Идеально было бы под разными крышами. Муж и жена, пожалуйста, все законно и оплачено гербовым сбором, но для удобства живут под разными крышами…
Она не согласится.
И чтобы Сережа отдельно — тем более не согласится.
Поди тут решай — как быть.
И где гарантия, что через год-два она будет так же мила ему?
А между тем он все больше накалывался на эту булавку. С трудом заставлял себя уходить. Вот-вот скажет лишнее… Как нарочно, она становилась все красивее. Похудела, ей шло.
«Я гибну», — сказал себе Иконников.
В конце декабря он поехал в областной центр в командировку. Там встретился с знакомыми из облзо, ужинал с ними в ресторане, и они стали звать его на работу в областной аппарат. Пора ему возвращаться в город… Не отпустят? Это можно устроить, было бы его согласие. Иконников отшутился: куда ему в город, он привык к сельской глуши, его здесь задавит трамвай… но про себя серьезно задумался.
Если он безнадежно запутается в своих брачных делах — переезд в город, на другую работу, будет самым лучшим выходом.
Как-то Марьяна спросила:
— У вас есть карточка вашей жены? Покажите мне как-нибудь.
— Зачем?
— Мне интересно.
Что это значит? Конечно, она не может не придавать значения его визитам — все кругом, должно быть, уже придают значение… «Но если я принесу карточку, не примет ли она это за залог сердечной интимности? Кажется, я пока не дал никакого повода…»
Все-таки он принес карточку. Марьяна взяла ее с интересом. С карточки глянуло веселое молодое лицо. Лукавый прищуренный глаз как бы подмигнул Марьяне: эй, сестра, поберегись! Ничего тут хорошего не будет…
Скорей всего именно так.
Да, по-видимому, не ждать ничего хорошего, какой он ни будь интеллигентный и порядочный.
Уж потому не ждать, что нету в ней самой беззаветного радостного чувства, которое она испытала когда-то. Смотрит равнодушно и рассуждает.

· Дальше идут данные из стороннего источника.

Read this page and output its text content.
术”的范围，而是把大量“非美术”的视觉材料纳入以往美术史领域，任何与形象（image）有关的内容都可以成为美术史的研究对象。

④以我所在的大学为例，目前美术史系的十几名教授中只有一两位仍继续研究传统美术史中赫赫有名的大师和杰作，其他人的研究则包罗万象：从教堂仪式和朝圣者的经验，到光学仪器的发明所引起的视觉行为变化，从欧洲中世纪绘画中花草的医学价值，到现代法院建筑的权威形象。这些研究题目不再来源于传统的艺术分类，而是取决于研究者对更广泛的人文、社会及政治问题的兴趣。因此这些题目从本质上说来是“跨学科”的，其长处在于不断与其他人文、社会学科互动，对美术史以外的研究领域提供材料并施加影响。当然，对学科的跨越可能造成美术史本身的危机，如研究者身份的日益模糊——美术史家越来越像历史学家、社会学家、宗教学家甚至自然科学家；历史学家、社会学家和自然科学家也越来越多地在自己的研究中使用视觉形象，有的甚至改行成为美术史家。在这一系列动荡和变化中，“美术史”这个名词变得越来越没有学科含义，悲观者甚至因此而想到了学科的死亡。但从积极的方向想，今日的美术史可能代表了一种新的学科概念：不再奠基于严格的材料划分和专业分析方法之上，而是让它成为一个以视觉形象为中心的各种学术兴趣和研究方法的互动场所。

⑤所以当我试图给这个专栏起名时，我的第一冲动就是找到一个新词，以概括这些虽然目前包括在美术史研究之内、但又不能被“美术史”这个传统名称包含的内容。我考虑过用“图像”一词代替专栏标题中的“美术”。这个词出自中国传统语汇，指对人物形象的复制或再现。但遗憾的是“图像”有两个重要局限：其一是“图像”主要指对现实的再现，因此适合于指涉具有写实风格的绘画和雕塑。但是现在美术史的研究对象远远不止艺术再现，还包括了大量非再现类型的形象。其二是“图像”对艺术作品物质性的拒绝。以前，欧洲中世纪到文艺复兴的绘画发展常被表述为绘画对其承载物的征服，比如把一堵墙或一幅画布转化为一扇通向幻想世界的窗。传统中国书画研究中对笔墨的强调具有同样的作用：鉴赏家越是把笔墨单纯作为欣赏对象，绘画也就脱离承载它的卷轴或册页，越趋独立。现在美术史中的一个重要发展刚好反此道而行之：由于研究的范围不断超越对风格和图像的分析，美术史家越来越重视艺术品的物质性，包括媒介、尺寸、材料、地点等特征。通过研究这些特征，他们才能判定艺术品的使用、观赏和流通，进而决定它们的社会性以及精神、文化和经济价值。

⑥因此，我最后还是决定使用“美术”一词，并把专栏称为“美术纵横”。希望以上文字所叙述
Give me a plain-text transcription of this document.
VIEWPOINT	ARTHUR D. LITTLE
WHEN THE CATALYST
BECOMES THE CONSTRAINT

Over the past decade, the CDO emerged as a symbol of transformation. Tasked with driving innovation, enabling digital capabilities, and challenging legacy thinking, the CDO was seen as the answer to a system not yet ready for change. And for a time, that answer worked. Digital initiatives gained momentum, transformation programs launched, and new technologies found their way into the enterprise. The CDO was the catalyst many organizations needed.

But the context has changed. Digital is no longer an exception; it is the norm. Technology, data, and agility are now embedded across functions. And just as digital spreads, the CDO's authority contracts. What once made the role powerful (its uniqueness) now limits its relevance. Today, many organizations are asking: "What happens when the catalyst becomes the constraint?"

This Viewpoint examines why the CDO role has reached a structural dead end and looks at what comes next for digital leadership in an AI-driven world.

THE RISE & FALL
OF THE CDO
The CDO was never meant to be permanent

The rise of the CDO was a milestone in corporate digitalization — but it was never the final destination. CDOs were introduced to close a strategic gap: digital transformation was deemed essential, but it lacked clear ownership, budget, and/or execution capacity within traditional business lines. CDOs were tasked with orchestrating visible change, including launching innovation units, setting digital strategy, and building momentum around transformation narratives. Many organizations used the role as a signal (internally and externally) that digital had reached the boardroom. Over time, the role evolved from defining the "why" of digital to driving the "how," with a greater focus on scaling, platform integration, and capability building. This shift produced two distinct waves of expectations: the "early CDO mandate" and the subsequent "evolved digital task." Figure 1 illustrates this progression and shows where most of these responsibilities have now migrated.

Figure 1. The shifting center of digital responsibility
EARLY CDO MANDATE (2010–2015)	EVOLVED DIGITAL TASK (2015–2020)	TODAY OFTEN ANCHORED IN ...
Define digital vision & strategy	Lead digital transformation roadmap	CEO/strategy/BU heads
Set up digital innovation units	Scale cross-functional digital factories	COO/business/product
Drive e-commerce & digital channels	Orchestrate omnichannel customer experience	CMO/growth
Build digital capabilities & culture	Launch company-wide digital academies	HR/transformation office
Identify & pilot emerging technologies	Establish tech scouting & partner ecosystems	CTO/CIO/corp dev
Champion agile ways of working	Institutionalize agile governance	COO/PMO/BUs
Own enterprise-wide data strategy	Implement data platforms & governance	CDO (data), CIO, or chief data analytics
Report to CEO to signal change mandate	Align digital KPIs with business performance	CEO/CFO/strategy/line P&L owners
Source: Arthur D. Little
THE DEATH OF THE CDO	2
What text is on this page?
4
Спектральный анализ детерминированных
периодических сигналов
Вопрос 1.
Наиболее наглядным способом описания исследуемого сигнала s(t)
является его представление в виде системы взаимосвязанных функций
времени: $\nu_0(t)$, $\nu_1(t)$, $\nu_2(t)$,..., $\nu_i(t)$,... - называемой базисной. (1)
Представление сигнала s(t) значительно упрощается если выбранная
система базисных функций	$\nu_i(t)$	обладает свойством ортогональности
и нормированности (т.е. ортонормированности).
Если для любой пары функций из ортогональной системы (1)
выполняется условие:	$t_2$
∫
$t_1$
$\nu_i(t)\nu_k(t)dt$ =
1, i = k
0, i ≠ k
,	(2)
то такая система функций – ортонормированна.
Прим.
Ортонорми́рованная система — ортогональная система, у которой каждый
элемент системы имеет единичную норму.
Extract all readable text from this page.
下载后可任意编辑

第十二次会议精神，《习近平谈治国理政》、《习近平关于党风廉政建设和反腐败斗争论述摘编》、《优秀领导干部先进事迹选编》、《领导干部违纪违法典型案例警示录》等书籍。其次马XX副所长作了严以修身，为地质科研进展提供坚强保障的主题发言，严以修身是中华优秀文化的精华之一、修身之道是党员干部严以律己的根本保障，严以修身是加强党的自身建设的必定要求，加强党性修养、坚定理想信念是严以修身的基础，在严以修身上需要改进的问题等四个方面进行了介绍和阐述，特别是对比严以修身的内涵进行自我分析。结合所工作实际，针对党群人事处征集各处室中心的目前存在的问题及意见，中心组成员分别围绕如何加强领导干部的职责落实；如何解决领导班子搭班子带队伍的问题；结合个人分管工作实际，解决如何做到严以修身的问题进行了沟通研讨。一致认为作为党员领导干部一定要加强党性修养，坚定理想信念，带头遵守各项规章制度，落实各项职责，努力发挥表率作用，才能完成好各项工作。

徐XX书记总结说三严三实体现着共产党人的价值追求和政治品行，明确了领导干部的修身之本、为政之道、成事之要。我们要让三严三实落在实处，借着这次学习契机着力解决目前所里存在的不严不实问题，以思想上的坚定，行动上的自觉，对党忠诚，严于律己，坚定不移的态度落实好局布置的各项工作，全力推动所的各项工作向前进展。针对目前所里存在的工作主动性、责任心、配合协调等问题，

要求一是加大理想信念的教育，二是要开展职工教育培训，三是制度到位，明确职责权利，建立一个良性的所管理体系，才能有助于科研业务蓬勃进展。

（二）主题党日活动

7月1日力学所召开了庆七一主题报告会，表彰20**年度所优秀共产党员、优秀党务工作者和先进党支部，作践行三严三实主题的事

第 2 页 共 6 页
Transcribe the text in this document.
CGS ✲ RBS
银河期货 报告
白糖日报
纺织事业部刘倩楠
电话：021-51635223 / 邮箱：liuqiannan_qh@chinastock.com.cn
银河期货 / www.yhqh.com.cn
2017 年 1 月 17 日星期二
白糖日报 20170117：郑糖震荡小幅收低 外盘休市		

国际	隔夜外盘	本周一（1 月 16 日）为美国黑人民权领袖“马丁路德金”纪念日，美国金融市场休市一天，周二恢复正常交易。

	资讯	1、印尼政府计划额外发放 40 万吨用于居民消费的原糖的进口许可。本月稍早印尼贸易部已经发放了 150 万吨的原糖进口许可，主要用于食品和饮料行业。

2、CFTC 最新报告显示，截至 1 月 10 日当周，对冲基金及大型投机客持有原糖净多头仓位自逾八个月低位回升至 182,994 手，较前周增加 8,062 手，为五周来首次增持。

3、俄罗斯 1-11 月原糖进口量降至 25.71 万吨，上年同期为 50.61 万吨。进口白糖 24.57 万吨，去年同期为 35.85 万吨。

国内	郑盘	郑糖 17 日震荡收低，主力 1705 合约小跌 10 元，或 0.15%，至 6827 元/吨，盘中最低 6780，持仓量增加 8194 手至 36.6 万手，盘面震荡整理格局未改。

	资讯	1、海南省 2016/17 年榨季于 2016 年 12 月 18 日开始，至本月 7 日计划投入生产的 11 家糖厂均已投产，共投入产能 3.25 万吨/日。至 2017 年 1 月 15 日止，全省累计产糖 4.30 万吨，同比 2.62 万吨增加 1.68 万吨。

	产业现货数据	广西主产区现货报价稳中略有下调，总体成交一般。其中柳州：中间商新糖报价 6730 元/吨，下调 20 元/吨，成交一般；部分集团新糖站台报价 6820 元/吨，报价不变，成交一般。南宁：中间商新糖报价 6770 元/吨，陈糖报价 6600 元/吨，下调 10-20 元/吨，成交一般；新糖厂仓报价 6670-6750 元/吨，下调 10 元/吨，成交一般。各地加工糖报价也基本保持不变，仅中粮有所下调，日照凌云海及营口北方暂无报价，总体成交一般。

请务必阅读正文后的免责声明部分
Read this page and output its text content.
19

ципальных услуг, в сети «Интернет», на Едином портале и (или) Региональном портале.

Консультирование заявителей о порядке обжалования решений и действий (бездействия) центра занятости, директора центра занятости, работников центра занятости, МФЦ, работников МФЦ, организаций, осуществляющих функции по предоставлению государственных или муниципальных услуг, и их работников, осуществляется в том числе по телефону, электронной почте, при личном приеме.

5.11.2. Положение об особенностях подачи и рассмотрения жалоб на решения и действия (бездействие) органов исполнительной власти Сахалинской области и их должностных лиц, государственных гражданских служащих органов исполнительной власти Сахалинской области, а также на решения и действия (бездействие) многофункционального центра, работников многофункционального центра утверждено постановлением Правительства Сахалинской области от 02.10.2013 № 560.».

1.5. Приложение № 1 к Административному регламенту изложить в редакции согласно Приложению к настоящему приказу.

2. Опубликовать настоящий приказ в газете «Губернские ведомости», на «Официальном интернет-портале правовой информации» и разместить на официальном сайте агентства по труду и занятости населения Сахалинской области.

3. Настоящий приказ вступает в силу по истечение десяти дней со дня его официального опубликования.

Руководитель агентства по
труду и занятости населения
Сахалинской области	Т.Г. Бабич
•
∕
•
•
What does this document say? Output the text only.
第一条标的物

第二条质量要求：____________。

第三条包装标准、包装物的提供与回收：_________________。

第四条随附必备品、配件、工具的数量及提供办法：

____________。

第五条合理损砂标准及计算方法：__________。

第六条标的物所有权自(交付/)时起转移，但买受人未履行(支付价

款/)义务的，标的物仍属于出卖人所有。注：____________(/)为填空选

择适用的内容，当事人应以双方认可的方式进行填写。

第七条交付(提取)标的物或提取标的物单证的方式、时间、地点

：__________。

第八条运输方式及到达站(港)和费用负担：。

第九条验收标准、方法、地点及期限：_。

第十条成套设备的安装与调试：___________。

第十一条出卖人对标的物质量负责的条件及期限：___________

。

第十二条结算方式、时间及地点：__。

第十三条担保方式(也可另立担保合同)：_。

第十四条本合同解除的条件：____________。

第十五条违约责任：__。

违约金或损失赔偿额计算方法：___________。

Там была любовь, а здесь тоска по гнезду, желание свить гнездо.
Стыдно, Марьяна Федоровна.
Почему стыдно?
Потому что без любви. Вам хочется подойти к нему, прикоснуться? Узнать, как он прожил эти дни без вас? Не лгите: не хочется. Смотрите холодными глазами…
У вас сын, Марьяна Федоровна. У вас ученики. Вам есть чем дышать: кислорода вволю. Ну-ка, выкиньте бабьи бредни из головы.
Ну его, этого Иннокентия Владимировича. Ходить пусть ходит развлечение… и смешно ни с того ни с сего прогнать человека… а думать о нем ни к чему.